My favorite nickname of this type belongs to "Snook" Shelton, a log truck driving friend of mine. I don't even know his real name. I asked him once where his name came from. He said he decided to be born during a Christmas blizzard while his daddy was out in the blizzard trying to get the doctor rounded up. So his parents would tell people that he had "snook" up on 'em, and came into this world before they were quite ready.

In the local black culture, nicknames prevail. Almost everyone has one. I cut a piece of timber once for a lady named "Tunnie".  And it was thru those circumstances that I made friends with Theodore whose nickname is "Dowbie". Honestly, I don't know how it is spelled, but it is pronounced "Doughbie". I never asked him how the nickname got started but I'm pretty sure my theory is right. Anybody care to tell me your theory?

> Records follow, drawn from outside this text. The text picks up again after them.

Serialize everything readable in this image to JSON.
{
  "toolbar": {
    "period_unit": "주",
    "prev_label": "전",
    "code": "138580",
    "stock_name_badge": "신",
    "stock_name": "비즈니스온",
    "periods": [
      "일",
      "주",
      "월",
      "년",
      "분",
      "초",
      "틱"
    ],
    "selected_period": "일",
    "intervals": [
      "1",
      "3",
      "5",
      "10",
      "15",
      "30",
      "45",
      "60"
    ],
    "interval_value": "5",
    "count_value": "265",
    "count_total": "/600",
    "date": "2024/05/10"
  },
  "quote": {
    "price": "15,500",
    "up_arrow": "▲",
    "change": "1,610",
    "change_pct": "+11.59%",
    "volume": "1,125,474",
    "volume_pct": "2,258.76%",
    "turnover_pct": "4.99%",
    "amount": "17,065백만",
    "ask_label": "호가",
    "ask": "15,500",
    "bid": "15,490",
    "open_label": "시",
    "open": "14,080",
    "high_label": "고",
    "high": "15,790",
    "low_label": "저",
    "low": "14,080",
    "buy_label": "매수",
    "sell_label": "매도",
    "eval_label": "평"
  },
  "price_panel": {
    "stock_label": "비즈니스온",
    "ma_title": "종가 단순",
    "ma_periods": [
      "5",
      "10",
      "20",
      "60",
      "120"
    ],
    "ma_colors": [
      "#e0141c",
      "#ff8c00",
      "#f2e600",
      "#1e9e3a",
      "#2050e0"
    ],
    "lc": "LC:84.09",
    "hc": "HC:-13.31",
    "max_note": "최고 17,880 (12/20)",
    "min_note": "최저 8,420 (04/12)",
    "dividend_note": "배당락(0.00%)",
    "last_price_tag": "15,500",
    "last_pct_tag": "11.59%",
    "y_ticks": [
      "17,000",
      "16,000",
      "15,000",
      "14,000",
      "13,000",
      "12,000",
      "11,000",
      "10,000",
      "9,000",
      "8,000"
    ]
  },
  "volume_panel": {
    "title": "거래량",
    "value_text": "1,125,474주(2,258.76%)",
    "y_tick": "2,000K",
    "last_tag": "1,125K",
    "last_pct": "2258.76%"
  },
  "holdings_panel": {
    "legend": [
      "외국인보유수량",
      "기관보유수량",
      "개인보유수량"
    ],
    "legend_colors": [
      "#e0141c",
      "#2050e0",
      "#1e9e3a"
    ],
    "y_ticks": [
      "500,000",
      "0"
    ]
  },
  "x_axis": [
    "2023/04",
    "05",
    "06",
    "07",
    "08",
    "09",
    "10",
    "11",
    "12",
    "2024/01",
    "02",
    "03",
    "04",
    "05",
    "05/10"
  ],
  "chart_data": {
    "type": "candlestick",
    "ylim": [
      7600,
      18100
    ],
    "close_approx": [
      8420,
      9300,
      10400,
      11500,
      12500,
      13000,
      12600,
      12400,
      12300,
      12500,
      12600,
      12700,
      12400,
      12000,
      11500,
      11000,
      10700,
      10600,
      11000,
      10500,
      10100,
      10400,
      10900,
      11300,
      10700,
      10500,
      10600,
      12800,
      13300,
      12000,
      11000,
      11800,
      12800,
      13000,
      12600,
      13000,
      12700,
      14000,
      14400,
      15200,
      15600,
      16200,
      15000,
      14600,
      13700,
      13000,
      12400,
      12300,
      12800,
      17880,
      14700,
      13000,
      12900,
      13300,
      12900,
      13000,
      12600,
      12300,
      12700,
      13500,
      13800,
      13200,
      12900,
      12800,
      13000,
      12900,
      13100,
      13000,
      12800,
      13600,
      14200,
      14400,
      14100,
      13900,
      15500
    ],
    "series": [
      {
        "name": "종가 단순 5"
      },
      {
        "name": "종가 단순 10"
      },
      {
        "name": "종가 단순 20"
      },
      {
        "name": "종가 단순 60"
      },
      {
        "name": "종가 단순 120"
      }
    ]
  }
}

With all these warm and fuzzy feelings floating around me due to all these terms of endearment, you would think I would be supremely happy right now. But actually, to be honest, there is one great big empty feeling in the pit of my stomach.

You see,I NEVER REALLY HAD A NICKNAME! There, the truth is out. Counselors  say that's always the first real step in finding help, coming out with the truth no matter how awful and terrible and gut-wrenching it is. I mean, I have thoughts like, "What was so dreadfully wrong with me; was I not endearable enough to merit a nickname?" And, of course, it's probably a little too  late to acquire one now, seeing I will be sixty on my next birthday.  I suppose I should just grow up and get over it, but I will tell you, it's extremely difficult to grow up when you're almost sixty.

So sometimes in the quiet of the night I do wonder. What could I have become, (that I'm not now)if I would have had some great nickname?

If I'd have had a nickname like, let's say, "Turbocharger".